Then the slow, sinuous drive back down to Running Springs, to the
little studio apartment I rented for a paltry $100 from Judy - she was
very kind to me. Alone on that abandoned road, auburn leaves of black
oaks shading the spectrum of the pine and fir verdure. Raw, simple punk
rock was normally the soundtrack - Bad Religion's How Can Hell Be Any Worse
frequently rolled through the tape deck. Back down to the little
apartment, sparsely furnished - a couch, a small kitchen, and a tiny
pile of clothes and a handful of vinyl records and a turntable and my
little fishing bag and lone rod in an alcove to the right of the
kitchen. A fridge. It was Spartan relative to the wholly domesticated,
consumerist America I'd been raised in, but it was totally enough, it
all fit, it all seemed
harmonious - my living space, the music stomping out the speakers, the
gear I used to romance the rainbows. I recall a few moments,
breathtaking, slivered moments, of seeming transcendence, when the
cacophonous voices in my head evaporated, and that something
enveloped me, that deep-time echo, that greater vitality of life,
somehow facilitated by the way I was living hazily resembling a more
resonant life with Nature.
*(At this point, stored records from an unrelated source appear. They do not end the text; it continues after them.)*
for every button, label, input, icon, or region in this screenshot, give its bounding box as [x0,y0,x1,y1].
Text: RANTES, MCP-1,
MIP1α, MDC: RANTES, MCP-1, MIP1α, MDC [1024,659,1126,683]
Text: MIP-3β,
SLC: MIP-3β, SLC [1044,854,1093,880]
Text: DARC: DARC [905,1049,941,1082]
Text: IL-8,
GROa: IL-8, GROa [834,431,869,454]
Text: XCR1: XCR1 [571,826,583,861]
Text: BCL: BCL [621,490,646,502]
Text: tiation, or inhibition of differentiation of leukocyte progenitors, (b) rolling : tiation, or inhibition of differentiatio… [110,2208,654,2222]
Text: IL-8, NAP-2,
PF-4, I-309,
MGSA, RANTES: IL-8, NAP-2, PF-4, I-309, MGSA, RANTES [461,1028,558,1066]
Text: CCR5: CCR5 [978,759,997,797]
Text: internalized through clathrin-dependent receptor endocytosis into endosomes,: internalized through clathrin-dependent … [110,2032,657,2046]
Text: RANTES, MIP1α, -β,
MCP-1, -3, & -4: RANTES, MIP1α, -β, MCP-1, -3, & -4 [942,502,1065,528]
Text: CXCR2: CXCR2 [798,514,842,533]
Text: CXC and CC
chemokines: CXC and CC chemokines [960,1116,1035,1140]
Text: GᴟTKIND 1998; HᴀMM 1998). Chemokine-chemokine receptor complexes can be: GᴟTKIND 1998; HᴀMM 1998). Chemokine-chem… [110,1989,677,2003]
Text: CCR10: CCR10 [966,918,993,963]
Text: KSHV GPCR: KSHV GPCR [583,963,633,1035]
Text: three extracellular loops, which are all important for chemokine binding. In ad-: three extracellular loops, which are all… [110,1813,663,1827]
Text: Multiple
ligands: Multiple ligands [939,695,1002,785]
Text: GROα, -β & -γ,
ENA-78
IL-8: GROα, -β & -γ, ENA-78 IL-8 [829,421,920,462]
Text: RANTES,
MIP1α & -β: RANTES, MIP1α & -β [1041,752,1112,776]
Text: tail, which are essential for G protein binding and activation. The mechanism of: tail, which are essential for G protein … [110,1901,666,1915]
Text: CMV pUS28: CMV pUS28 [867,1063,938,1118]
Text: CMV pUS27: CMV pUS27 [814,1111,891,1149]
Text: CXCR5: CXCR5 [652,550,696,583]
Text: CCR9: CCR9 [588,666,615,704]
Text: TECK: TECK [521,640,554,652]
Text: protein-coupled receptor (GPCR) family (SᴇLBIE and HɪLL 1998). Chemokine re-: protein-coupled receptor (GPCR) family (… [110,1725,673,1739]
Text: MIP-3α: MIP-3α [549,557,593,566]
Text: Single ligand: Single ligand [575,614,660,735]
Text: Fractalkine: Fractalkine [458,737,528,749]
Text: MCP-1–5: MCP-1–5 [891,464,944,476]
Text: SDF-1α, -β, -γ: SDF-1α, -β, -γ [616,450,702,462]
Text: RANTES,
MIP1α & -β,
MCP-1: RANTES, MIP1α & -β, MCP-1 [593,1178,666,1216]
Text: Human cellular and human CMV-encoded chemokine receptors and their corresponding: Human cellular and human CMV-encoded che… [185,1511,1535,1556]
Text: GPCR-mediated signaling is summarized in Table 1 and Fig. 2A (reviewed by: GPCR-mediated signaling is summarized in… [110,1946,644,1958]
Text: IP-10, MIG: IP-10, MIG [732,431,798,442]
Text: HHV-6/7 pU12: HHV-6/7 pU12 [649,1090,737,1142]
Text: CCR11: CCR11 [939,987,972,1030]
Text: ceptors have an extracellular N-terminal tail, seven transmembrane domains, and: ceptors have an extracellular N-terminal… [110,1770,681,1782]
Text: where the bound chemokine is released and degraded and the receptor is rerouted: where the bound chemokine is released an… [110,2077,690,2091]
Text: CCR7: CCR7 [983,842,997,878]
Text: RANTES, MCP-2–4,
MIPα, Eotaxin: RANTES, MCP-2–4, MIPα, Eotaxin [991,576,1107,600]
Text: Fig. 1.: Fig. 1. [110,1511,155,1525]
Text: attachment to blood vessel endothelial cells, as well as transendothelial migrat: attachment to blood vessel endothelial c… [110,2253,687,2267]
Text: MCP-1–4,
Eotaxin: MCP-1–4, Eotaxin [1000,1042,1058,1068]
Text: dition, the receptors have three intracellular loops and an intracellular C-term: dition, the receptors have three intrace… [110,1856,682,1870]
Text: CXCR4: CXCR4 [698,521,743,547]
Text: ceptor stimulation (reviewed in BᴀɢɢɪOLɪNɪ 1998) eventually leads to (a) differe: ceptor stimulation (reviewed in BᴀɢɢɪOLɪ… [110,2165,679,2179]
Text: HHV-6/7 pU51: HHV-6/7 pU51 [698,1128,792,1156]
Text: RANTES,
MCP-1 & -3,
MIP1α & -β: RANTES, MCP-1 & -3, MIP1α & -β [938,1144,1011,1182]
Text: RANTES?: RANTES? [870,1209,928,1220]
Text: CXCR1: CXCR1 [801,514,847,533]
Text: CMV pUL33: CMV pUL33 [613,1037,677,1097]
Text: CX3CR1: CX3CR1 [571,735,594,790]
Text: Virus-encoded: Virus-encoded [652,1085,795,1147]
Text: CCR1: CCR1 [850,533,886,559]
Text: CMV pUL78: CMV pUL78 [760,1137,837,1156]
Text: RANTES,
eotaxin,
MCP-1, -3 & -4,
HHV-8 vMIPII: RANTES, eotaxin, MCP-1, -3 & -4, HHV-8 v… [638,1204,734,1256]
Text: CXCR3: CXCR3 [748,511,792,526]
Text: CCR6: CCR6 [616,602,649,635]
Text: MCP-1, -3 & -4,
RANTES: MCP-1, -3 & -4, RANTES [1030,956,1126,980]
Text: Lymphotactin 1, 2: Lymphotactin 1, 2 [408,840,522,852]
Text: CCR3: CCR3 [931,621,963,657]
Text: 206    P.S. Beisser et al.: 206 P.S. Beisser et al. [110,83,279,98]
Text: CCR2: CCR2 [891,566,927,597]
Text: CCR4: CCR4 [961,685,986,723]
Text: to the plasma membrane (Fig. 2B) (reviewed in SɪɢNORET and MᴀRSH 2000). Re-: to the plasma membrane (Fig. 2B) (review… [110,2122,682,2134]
Sure, I still couldn't cook fish properly
and so chowed fuckin' overly processed food such as Cocoa Puffs and
boxed macaroni and cheese, the punk rock I blasted devoured gobs of
electricity, and I only fished waterways where a low-clearance jalopy
could roll right up to shore, but, still, the simplicity with which I
tried surrounding my life, it echoed, albeit distantly, it echoed the
forms of a more elegant life with the greater world than I'd ever
experienced as a child in Lancaster. We were trying.